Cargo. April 1 – June 1, 1946. The Ton-Miles reported here are the first four of six war-relief flights, two each, to Prague and Warsaw. A Veterans Air Line DC-4 was outfitted by company personnel to carry 55,000 or 65,000 fertilized eggs per flight. They were to be incubated at hatcheries in Czechoslovakia and Poland. Aviation history was logged on these flights.
DEFINITION BY U.S. DEPT OF TRANSPORTATION STATISTICS: “A ton-mile is defined as one ton of freight shipped one mile and, therefore, reflects both the volume shipped (tons) and the distance shipped (miles)…Air freight tends to transport high value, relatively low weight goods.”
Dear Reader, “High value…low weight” certainly applies to the hatching eggs transported so successfully by Veterans Air under contract with the UNRRA – United Nations Relief and Rehabilitation Administration.
Passengers. Jan 20 – Mar 30. The known destination of these early Passenger Miles was Miami. They were flown in two (if not three) of the company DC-3s during the “Snowbird” season on weekends. Newark – Miami – Return. Logbook entries by Jack Stettner from January 22 thru January 29 are the prized and only records among our research documents covering that period. Given the robust number of Passenger Miles shown on this chart, although we have no evidence, curiosity wonders what other destinations might have been included.
For a detailed look at Stettner’s logbook mentioned above, click HERE
Jumping slightly ahead.
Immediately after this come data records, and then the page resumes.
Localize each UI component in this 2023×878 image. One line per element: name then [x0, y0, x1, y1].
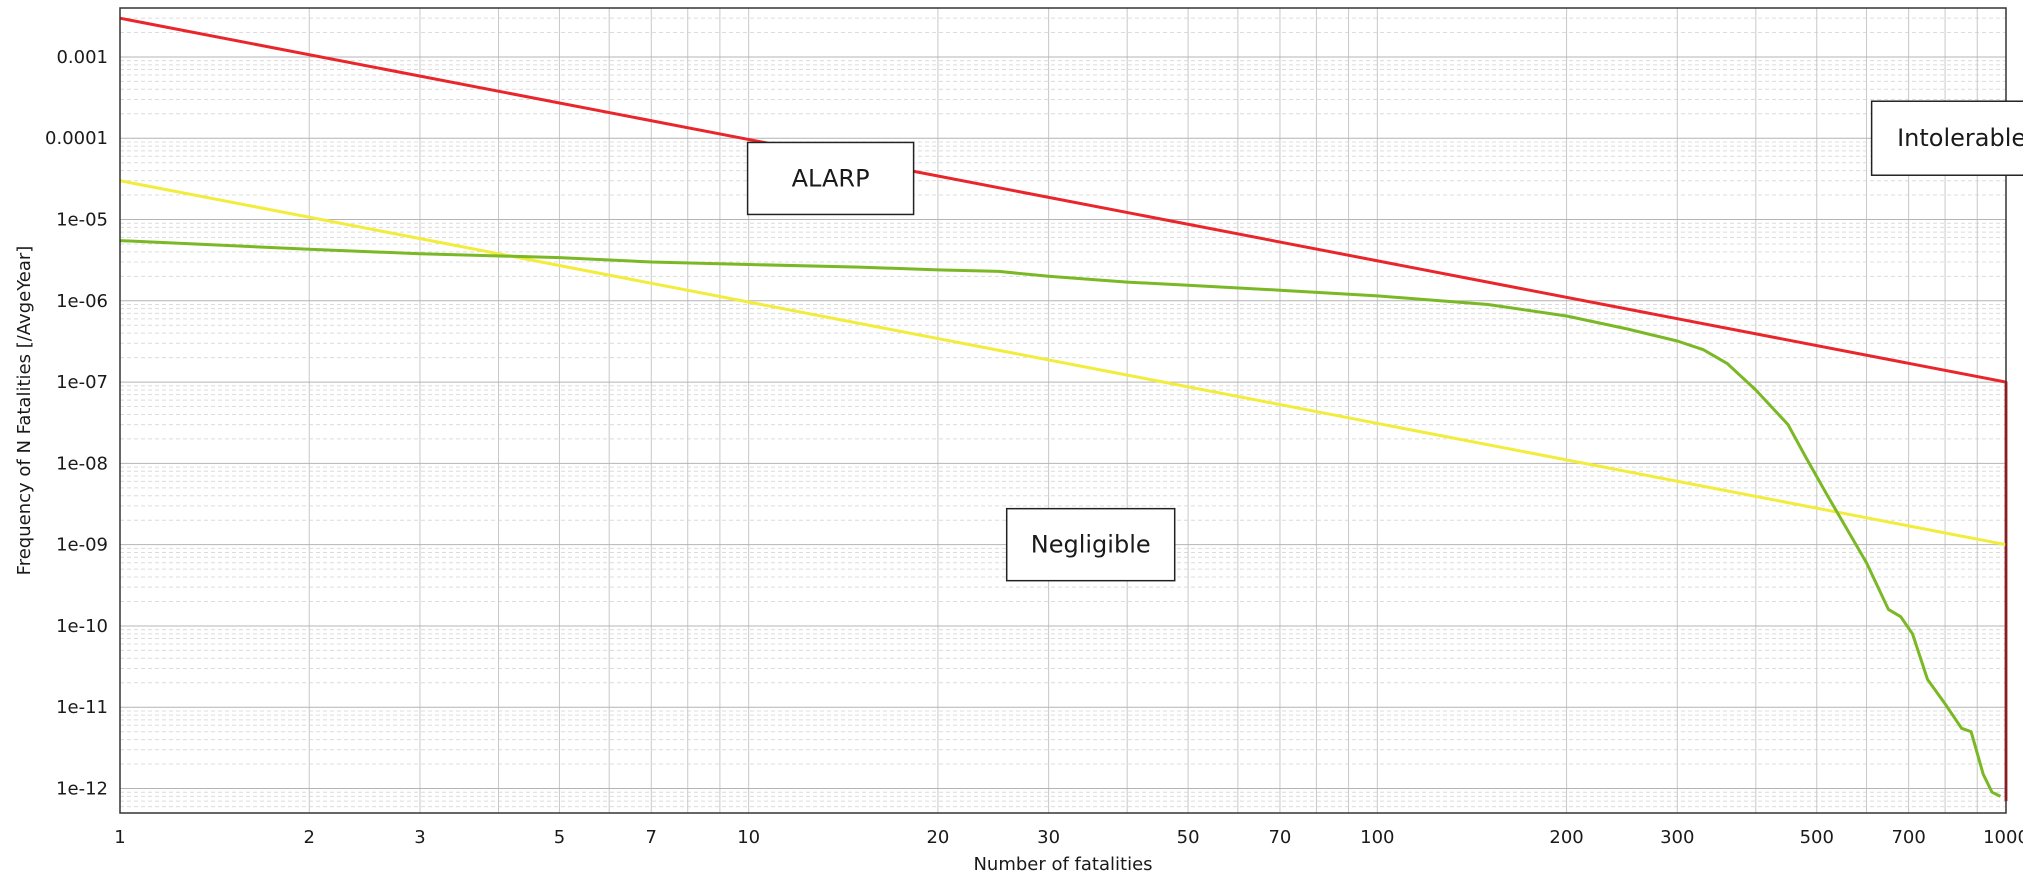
- region-label-text: Negligible: [1031, 531, 1151, 559]
- x-tick-label: 1: [114, 827, 125, 848]
- plot-area: [119, 7, 2008, 814]
- y-tick-label: 0.0001: [45, 128, 108, 149]
- plot-frame: [119, 7, 2007, 814]
- annotation-layer: ALARP Intolerable Negligible: [746, 100, 2023, 582]
- x-tick-label: 100: [1360, 827, 1394, 848]
- y-tick-label: 1e-07: [56, 372, 108, 393]
- x-axis-title: Number of fatalities: [973, 854, 1152, 874]
- region-label-box: [746, 141, 915, 216]
- region-label-alarp: ALARP: [746, 141, 915, 216]
- region-label-negligible: Negligible: [1005, 507, 1176, 582]
- region-label-box: [1005, 507, 1176, 582]
- x-tick-label: 300: [1660, 827, 1694, 848]
- region-label-text: ALARP: [792, 164, 870, 192]
- y-tick-label: 1e-09: [56, 535, 108, 556]
- y-tick-labels: 0.001 0.0001 1e-05 1e-06 1e-07 1e-08 1e-09 1e-1…: [45, 47, 108, 800]
- x-tick-label: 200: [1549, 827, 1583, 848]
- x-tick-label: 10: [737, 827, 760, 848]
- y-tick-label: 1e-08: [56, 453, 108, 474]
- x-tick-label: 3: [414, 827, 425, 848]
- y-tick-label: 1e-05: [56, 210, 108, 231]
- x-tick-label: 50: [1177, 827, 1200, 848]
- plot-background: [120, 8, 2006, 813]
- region-label-text: Intolerable: [1897, 124, 2023, 152]
- major-gridlines: [120, 8, 2006, 813]
- x-tick-label: 20: [926, 827, 949, 848]
- series-line-1: [119, 179, 2007, 547]
- y-tick-label: 1e-11: [56, 697, 108, 718]
- x-tick-label: 700: [1891, 827, 1925, 848]
- region-label-intolerable: Intolerable: [1870, 100, 2023, 176]
- x-tick-label: 5: [554, 827, 565, 848]
- y-tick-label: 1e-06: [56, 291, 108, 312]
- minor-gridlines: [120, 17, 2006, 808]
- y-axis-title: Frequency of N Fatalities [/AvgeYear]: [14, 246, 35, 576]
- region-label-box: [1870, 100, 2023, 176]
- y-tick-label: 1e-10: [56, 616, 108, 637]
- y-tick-label: 0.001: [56, 47, 108, 68]
- x-tick-label: 70: [1268, 827, 1291, 848]
- x-tick-label: 500: [1800, 827, 1834, 848]
- x-tick-label: 7: [646, 827, 657, 848]
- x-tick-label: 2: [304, 827, 315, 848]
- y-tick-label: 1e-12: [56, 779, 108, 800]
- series-line-2: [119, 239, 2002, 798]
- x-tick-label: 30: [1037, 827, 1060, 848]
In 1946 beyond this chart’s time frame, log book entries by Bernard Shmanske include DC-3 trips in August and early September. With the exception of his New York City (LaGuardia), Ballston Spa (NY) and Hyannis (MA) entries, these are likely cargo flights – Memphis, Tulsa, Oklahoma City, Chicago, Cleveland. Again, they are the only DC-3 flight records within our research documents for this time period, so they are treasure, even if they do not tell the whole story.